How do manufacturing companies know the best and safest way to design workplaces and assign tasks? Ideally, injuries and illnesses should be prevented, but historically companies have adjusted their workplace policies, practices and procedures after an injury or illness occurred.

In a NIOSH-supported study at the University of Iowa’s College of Public Health, researchers tested the role of computer simulation in promoting workers’ well-being by designing safer work. Known as digital human modeling, the simulation can help predict behavior and hazards and evaluate work design, without putting workers at risk or creating costly physical mock-ups.

Researchers partnered for one year with a manufacturing company to examine digital human modeling in a real-world setting, according to the study published in the journal IISE Transactions on Occupational Ergonomics and Human FactorsExternal. The company manufactures window and door assemblies with about 400 hourly workers, and has a safety program that includes daily facility walkthroughs and task evaluations performed by the safety manager.

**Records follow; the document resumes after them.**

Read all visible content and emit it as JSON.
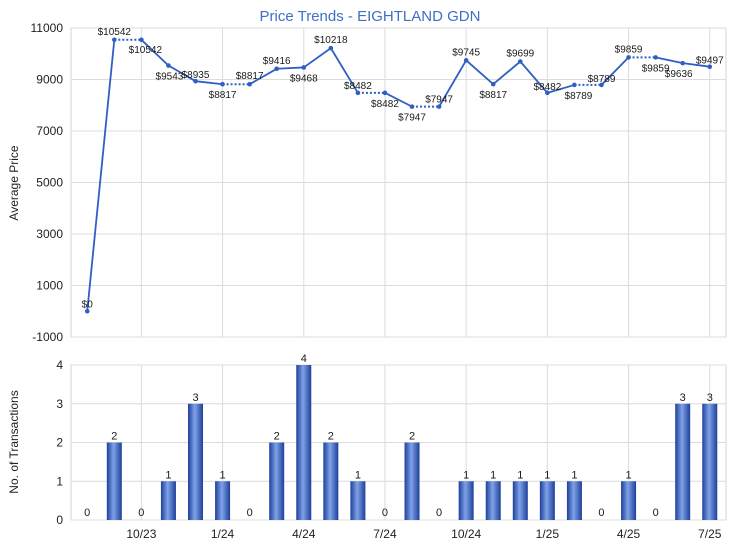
{
  "chart_data": [
    {
      "type": "line",
      "title": "Price Trends - EIGHTLAND GDN",
      "xlabel": "",
      "ylabel": "Average Price",
      "ylim": [
        -1000,
        11000
      ],
      "yticks": [
        "-1000",
        "1000",
        "3000",
        "5000",
        "7000",
        "9000",
        "11000"
      ],
      "grid": true,
      "points": [
        {
          "label": "$0",
          "value": 0,
          "dashed_to_next": false
        },
        {
          "label": "$10542",
          "value": 10542,
          "dashed_to_next": true
        },
        {
          "label": "$10542",
          "value": 10542,
          "dashed_to_next": false
        },
        {
          "label": "$9543",
          "value": 9543,
          "dashed_to_next": false
        },
        {
          "label": "$8935",
          "value": 8935,
          "dashed_to_next": false
        },
        {
          "label": "$8817",
          "value": 8817,
          "dashed_to_next": true
        },
        {
          "label": "$8817",
          "value": 8817,
          "dashed_to_next": false
        },
        {
          "label": "$9416",
          "value": 9416,
          "dashed_to_next": false
        },
        {
          "label": "$9468",
          "value": 9468,
          "dashed_to_next": false
        },
        {
          "label": "$10218",
          "value": 10218,
          "dashed_to_next": false
        },
        {
          "label": "$8482",
          "value": 8482,
          "dashed_to_next": true
        },
        {
          "label": "$8482",
          "value": 8482,
          "dashed_to_next": false
        },
        {
          "label": "$7947",
          "value": 7947,
          "dashed_to_next": true
        },
        {
          "label": "$7947",
          "value": 7947,
          "dashed_to_next": false
        },
        {
          "label": "$9745",
          "value": 9745,
          "dashed_to_next": false
        },
        {
          "label": "$8817",
          "value": 8817,
          "dashed_to_next": false
        },
        {
          "label": "$9699",
          "value": 9699,
          "dashed_to_next": false
        },
        {
          "label": "$8482",
          "value": 8482,
          "dashed_to_next": false
        },
        {
          "label": "$8789",
          "value": 8789,
          "dashed_to_next": true
        },
        {
          "label": "$8789",
          "value": 8789,
          "dashed_to_next": false
        },
        {
          "label": "$9859",
          "value": 9859,
          "dashed_to_next": true
        },
        {
          "label": "$9859",
          "value": 9859,
          "dashed_to_next": false
        },
        {
          "label": "$9636",
          "value": 9636,
          "dashed_to_next": false
        },
        {
          "label": "$9497",
          "value": 9497,
          "dashed_to_next": false
        }
      ],
      "color": "#2f5fc4"
    },
    {
      "type": "bar",
      "xlabel": "",
      "ylabel": "No. of Transactions",
      "ylim": [
        0,
        4
      ],
      "yticks": [
        "0",
        "1",
        "2",
        "3",
        "4"
      ],
      "grid": true,
      "x_tick_labels": [
        {
          "label": "10/23",
          "index": 2
        },
        {
          "label": "1/24",
          "index": 5
        },
        {
          "label": "4/24",
          "index": 8
        },
        {
          "label": "7/24",
          "index": 11
        },
        {
          "label": "10/24",
          "index": 14
        },
        {
          "label": "1/25",
          "index": 17
        },
        {
          "label": "4/25",
          "index": 20
        },
        {
          "label": "7/25",
          "index": 23
        }
      ],
      "values": [
        0,
        2,
        0,
        1,
        3,
        1,
        0,
        2,
        4,
        2,
        1,
        0,
        2,
        0,
        1,
        1,
        1,
        1,
        1,
        0,
        1,
        0,
        3,
        3
      ],
      "color": "#3a66c4"
    }
  ]
}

Using a commercially available software, researchers simulated seven distinct work tasks to identify risks for musculoskeletal diseases and develop and evaluate workstation designs to reduce risks. They also looked at the connection between non-work-related risks such as body mass index (BMI) and work-related tasks. For example, based on low-back injury reports, the company wanted to find out the maximum load their manual material-handling carts should hold. These carts were typically used to carry window glass and when fully loaded approached a weight of 1134 kg. After taking into account measurements and estimates of force, digital human modeling suggested a far lighter load of 227 kg. The company used these results to update its training procedures and cart-loading recommendations. The company also used digital human modeling to redesign workstations.

Researchers found that digital human modeling could help identify work-related risks, especially in scenarios that are difficult to assess with traditional approaches. This approach aligns with the first step of the NIOSH Hierarchy of Controls Applied to Total Worker Health, by eliminating working conditions that negatively impact safety and worker well-being. Although these results are promising, more research is necessary to understand additional uses and barriers for using digital human modeling to prevent work-related injuries and illnesses.